In the years between 355 and 359 Paulus' movements are not known. However, modern scholars argue that it is likely Paulus spent all or some of this time in Julian's court. Whether his role was as a spy for Constantius (as conjectured by Otto Seeck) or simply as a courtier is not known. Evidence for his presence in Julian's court comes from two sources: 1. In Julian's Letter to the Senate and People of Athens, he states that Constantius "hired [Paulus] to attack me." 2. In 358 Libanius wrote to Paulus, thanking him for urging Julian to write to him.

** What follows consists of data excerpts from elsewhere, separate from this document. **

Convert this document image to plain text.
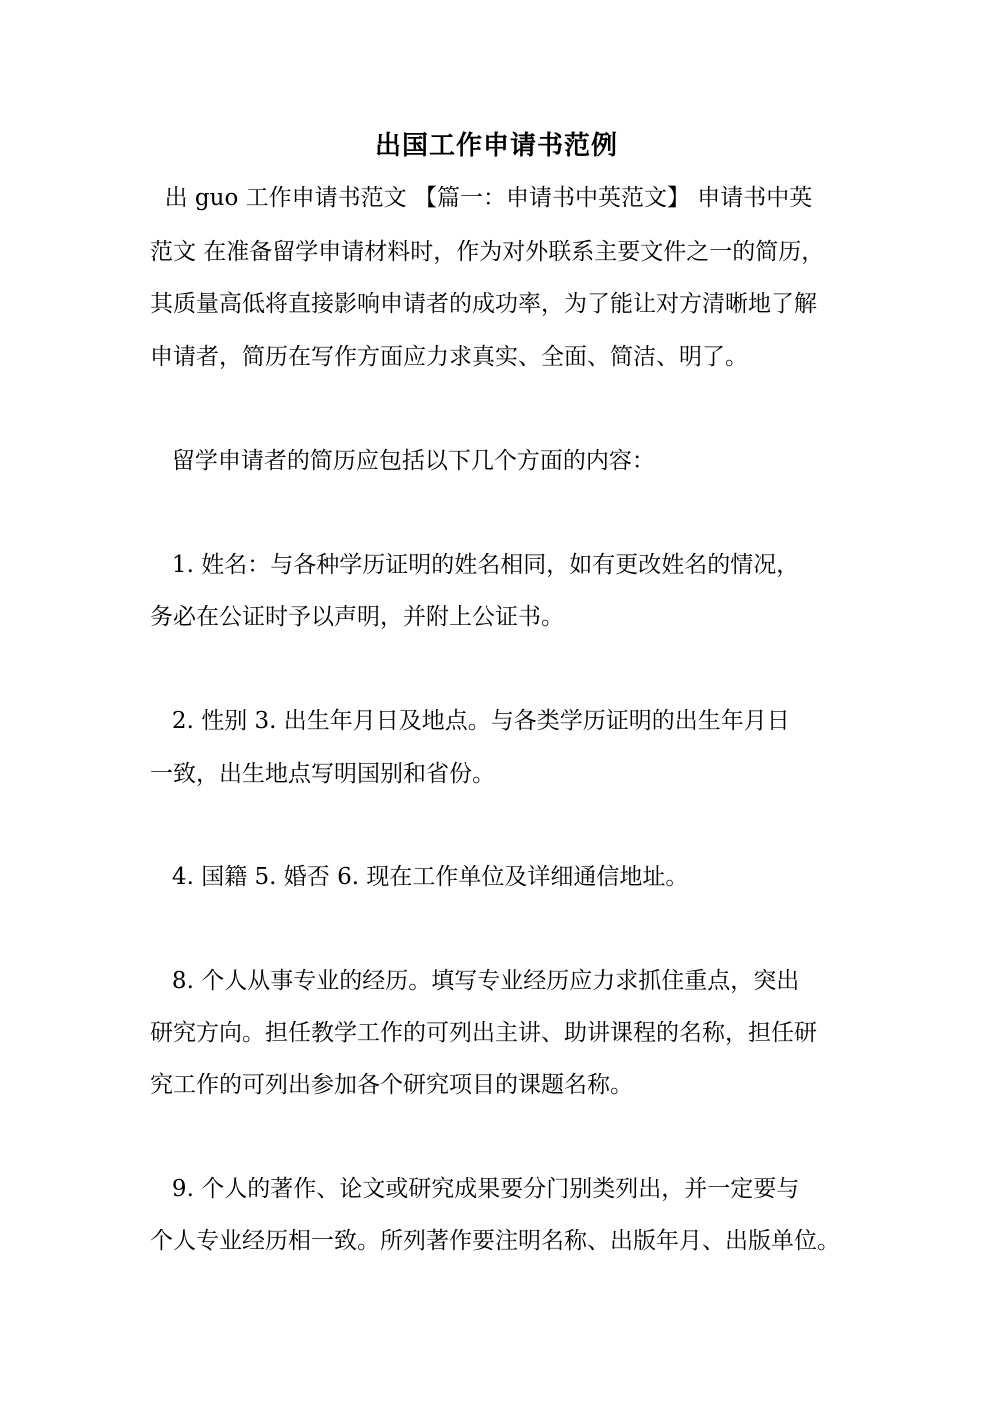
出国工作申请书范例
出 guo 工作申请书范文 【篇一：申请书中英范文】 申请书中英
范文 在准备留学申请材料时，作为对外联系主要文件之一的简历，
其质量高低将直接影响申请者的成功率，为了能让对方清晰地了解
申请者，简历在写作方面应力求真实、全面、简洁、明了。
留学申请者的简历应包括以下几个方面的内容：
1. 姓名：与各种学历证明的姓名相同，如有更改姓名的情况，
务必在公证时予以声明，并附上公证书。
2. 性别 3. 出生年月日及地点。与各类学历证明的出生年月日
一致，出生地点写明国别和省份。
4. 国籍 5. 婚否 6. 现在工作单位及详细通信地址。
8. 个人从事专业的经历。填写专业经历应力求抓住重点，突出
研究方向。担任教学工作的可列出主讲、助讲课程的名称，担任研
究工作的可列出参加各个研究项目的课题名称。
9. 个人的著作、论文或研究成果要分门别类列出，并一定要与
个人专业经历相一致。所列著作要注明名称、出版年月、出版单位。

In 359, Paulus (accompanied by the comes Oreientis Modestus) was sent to the Roman East with general instructions to root out traitors and broad authority to conduct trials. Marcellinus adds that he was particularly interested in investigating certain parchment scrolls left in the temple of the oracle of Besa, bearing the prayers and wishes of supplicants. The historian implies that the real parchments were entirely inoffensive, but that they were incredibly easy to forge, and thus gave Paulus the ability to try and convict anyone. In any case, Paulus set up a court at Scythopolis and tried several people. He tried and convicted Aristophanes of Corinth (a friend of Libanius') of certain fiscal crimes. After Julian's ascension in 361, Libanius appealed to the emperor on behalf of Aristophanes. Julian granted a pardon to the man, clearing Aristophanes of, in Julian's words, all "the malicious charges of Paul."

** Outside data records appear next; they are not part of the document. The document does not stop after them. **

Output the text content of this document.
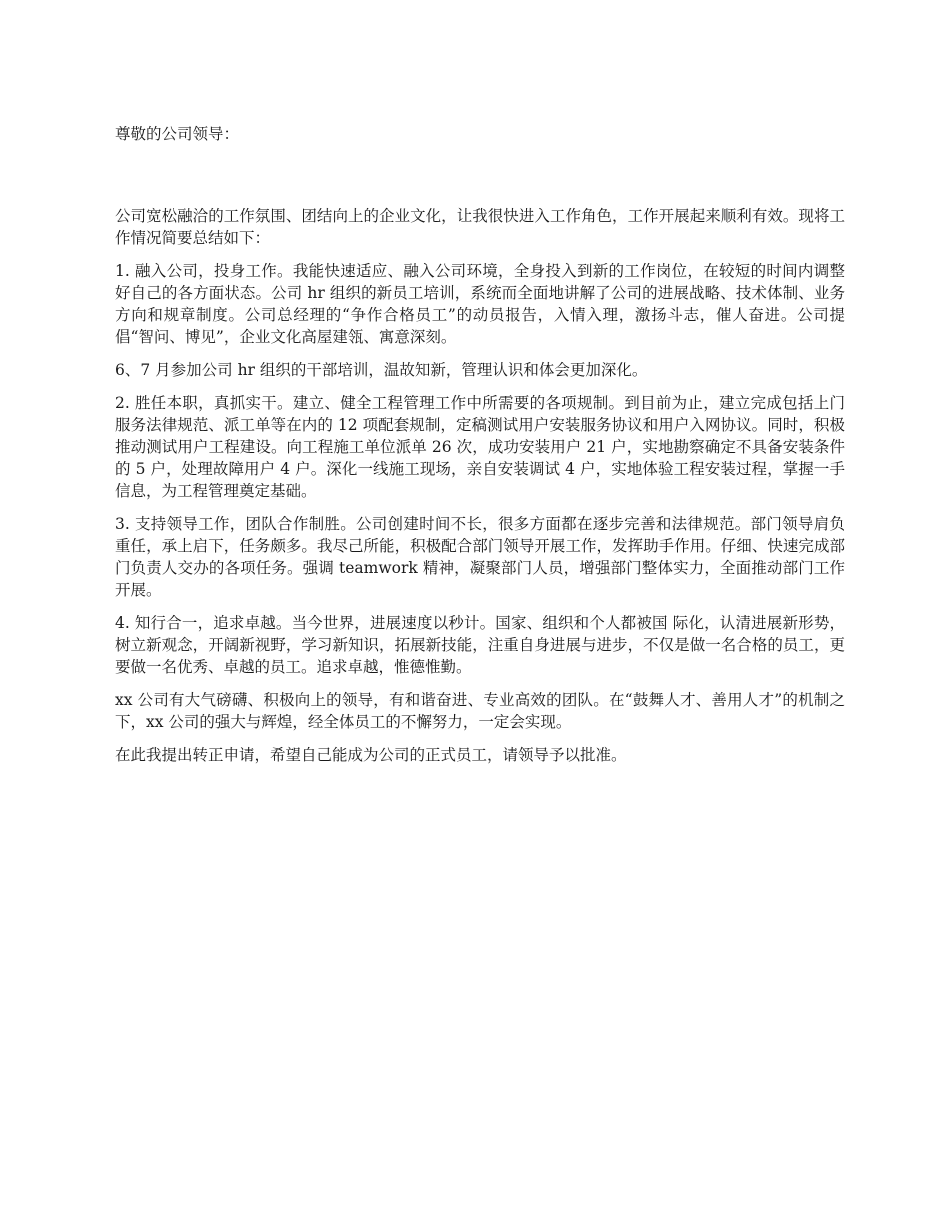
尊敬的公司领导：

公司宽松融洽的工作氛围、团结向上的企业文化，让我很快进入工作角色，工作开展起来顺利有效。现将工作情况简要总结如下：

1. 融入公司，投身工作。我能快速适应、融入公司环境，全身投入到新的工作岗位，在较短的时间内调整好自己的各方面状态。公司 hr 组织的新员工培训，系统而全面地讲解了公司的进展战略、技术体制、业务方向和规章制度。公司总经理的“争作合格员工”的动员报告，入情入理，激扬斗志，催人奋进。公司提倡“智问、博见”，企业文化高屋建瓴、寓意深刻。

6、7 月参加公司 hr 组织的干部培训，温故知新，管理认识和体会更加深化。

2. 胜任本职，真抓实干。建立、健全工程管理工作中所需要的各项规制。到目前为止，建立完成包括上门服务法律规范、派工单等在内的 12 项配套规制，定稿测试用户安装服务协议和用户入网协议。同时，积极推动测试用户工程建设。向工程施工单位派单 26 次，成功安装用户 21 户，实地勘察确定不具备安装条件的 5 户，处理故障用户 4 户。深化一线施工现场，亲自安装调试 4 户，实地体验工程安装过程，掌握一手信息，为工程管理奠定基础。

3. 支持领导工作，团队合作制胜。公司创建时间不长，很多方面都在逐步完善和法律规范。部门领导肩负重任，承上启下，任务颇多。我尽己所能，积极配合部门领导开展工作，发挥助手作用。仔细、快速完成部门负责人交办的各项任务。强调 teamwork 精神，凝聚部门人员，增强部门整体实力，全面推动部门工作开展。

4. 知行合一，追求卓越。当今世界，进展速度以秒计。国家、组织和个人都被国 际化，认清进展新形势，树立新观念，开阔新视野，学习新知识，拓展新技能，注重自身进展与进步，不仅是做一名合格的员工，更要做一名优秀、卓越的员工。追求卓越，惟德惟勤。

xx 公司有大气磅礴、积极向上的领导，有和谐奋进、专业高效的团队。在“鼓舞人才、善用人才”的机制之下，xx 公司的强大与辉煌，经全体员工的不懈努力，一定会实现。

在此我提出转正申请，希望自己能成为公司的正式员工，请领导予以批准。
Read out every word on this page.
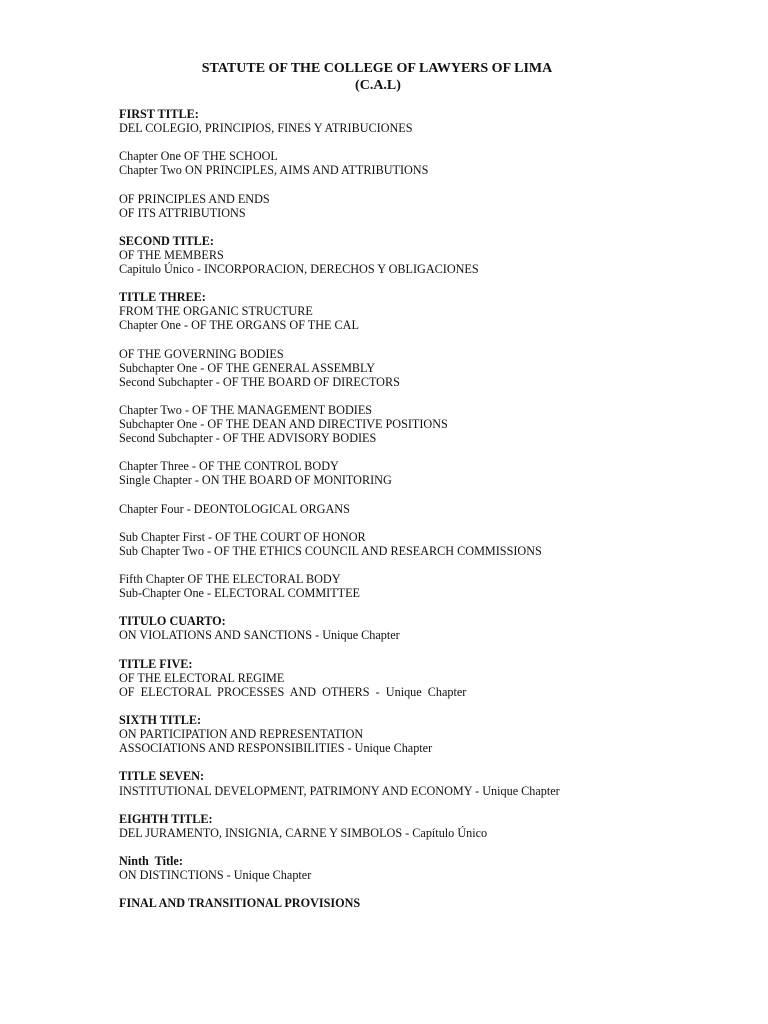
STATUTE OF THE COLLEGE OF LAWYERS OF LIMA
(C.A.L)

FIRST TITLE:

DEL COLEGIO, PRINCIPIOS, FINES Y ATRIBUCIONES

Chapter One OF THE SCHOOL

Chapter Two ON PRINCIPLES, AIMS AND ATTRIBUTIONS

OF PRINCIPLES AND ENDS

OF ITS ATTRIBUTIONS

SECOND TITLE:

OF THE MEMBERS

Capitulo Único - INCORPORACION, DERECHOS Y OBLIGACIONES

TITLE THREE:

FROM THE ORGANIC STRUCTURE

Chapter One - OF THE ORGANS OF THE CAL

OF THE GOVERNING BODIES

Subchapter One - OF THE GENERAL ASSEMBLY

Second Subchapter - OF THE BOARD OF DIRECTORS

Chapter Two - OF THE MANAGEMENT BODIES

Subchapter One - OF THE DEAN AND DIRECTIVE POSITIONS

Second Subchapter - OF THE ADVISORY BODIES

Chapter Three - OF THE CONTROL BODY

Single Chapter - ON THE BOARD OF MONITORING

Chapter Four - DEONTOLOGICAL ORGANS

Sub Chapter First - OF THE COURT OF HONOR

Sub Chapter Two - OF THE ETHICS COUNCIL AND RESEARCH COMMISSIONS

Fifth Chapter OF THE ELECTORAL BODY

Sub-Chapter One - ELECTORAL COMMITTEE

TITULO CUARTO:

ON VIOLATIONS AND SANCTIONS - Unique Chapter

TITLE FIVE:

OF THE ELECTORAL REGIME

OF  ELECTORAL  PROCESSES  AND  OTHERS  -  Unique  Chapter

SIXTH TITLE:

ON PARTICIPATION AND REPRESENTATION

ASSOCIATIONS AND RESPONSIBILITIES - Unique Chapter

TITLE SEVEN:

INSTITUTIONAL DEVELOPMENT, PATRIMONY AND ECONOMY - Unique Chapter

EIGHTH TITLE:

DEL JURAMENTO, INSIGNIA, CARNE Y SIMBOLOS - Capítulo Único

Ninth  Title:

ON DISTINCTIONS - Unique Chapter

FINAL AND TRANSITIONAL PROVISIONS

On June 23, 359 Paulus appeared in Alexandria and acted with imperial authority to punish the opponents of Bishop George of Cappadocia. The Historia Acephala describes him publishing an imperial order, indicating the extent of his power in this period.

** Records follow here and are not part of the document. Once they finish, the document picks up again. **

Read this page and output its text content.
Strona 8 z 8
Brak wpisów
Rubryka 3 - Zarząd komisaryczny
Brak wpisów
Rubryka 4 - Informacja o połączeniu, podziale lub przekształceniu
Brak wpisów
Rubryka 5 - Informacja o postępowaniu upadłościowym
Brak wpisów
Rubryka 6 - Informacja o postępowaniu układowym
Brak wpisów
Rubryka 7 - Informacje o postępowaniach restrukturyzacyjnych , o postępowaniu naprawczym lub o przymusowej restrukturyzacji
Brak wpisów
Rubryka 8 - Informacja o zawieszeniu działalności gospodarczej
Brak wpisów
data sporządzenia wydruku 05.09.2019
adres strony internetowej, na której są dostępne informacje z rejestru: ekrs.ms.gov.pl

In late 361 or early 362, upon the ascent of Julian to the emperorship, Paulus was condemned to death by the Chalcedon tribunal. He was burned alive. It is possible that in prescribing this sentence (or perhaps in convicting Paulus at all), the commission was acting on Julian's explicit orders: Philostorgius reports that "[Julian sent Paulus] to Chalcedon, where he exacted satisfaction from [him]."

==Legacy==
Paulus remains a minor character in the history of the Constantinian dynasty. Many scholars, including Gibbon, see him as an exemplification of Constantius' paranoid reign, and contend that Constantius bears the ultimate responsibility for Paulus' perversions of justice. Peter Crawford acknowledged that the emperor’s employment of officials like Paulus was "unscrupulous." Though few historical events can be definitively classified as results of Paulus' actions, Thomas Wright asserts that Paulus' destabilization of the Roman administration in Britain allowed the hostile Picts and Scots to invade and pillage Roman settlements.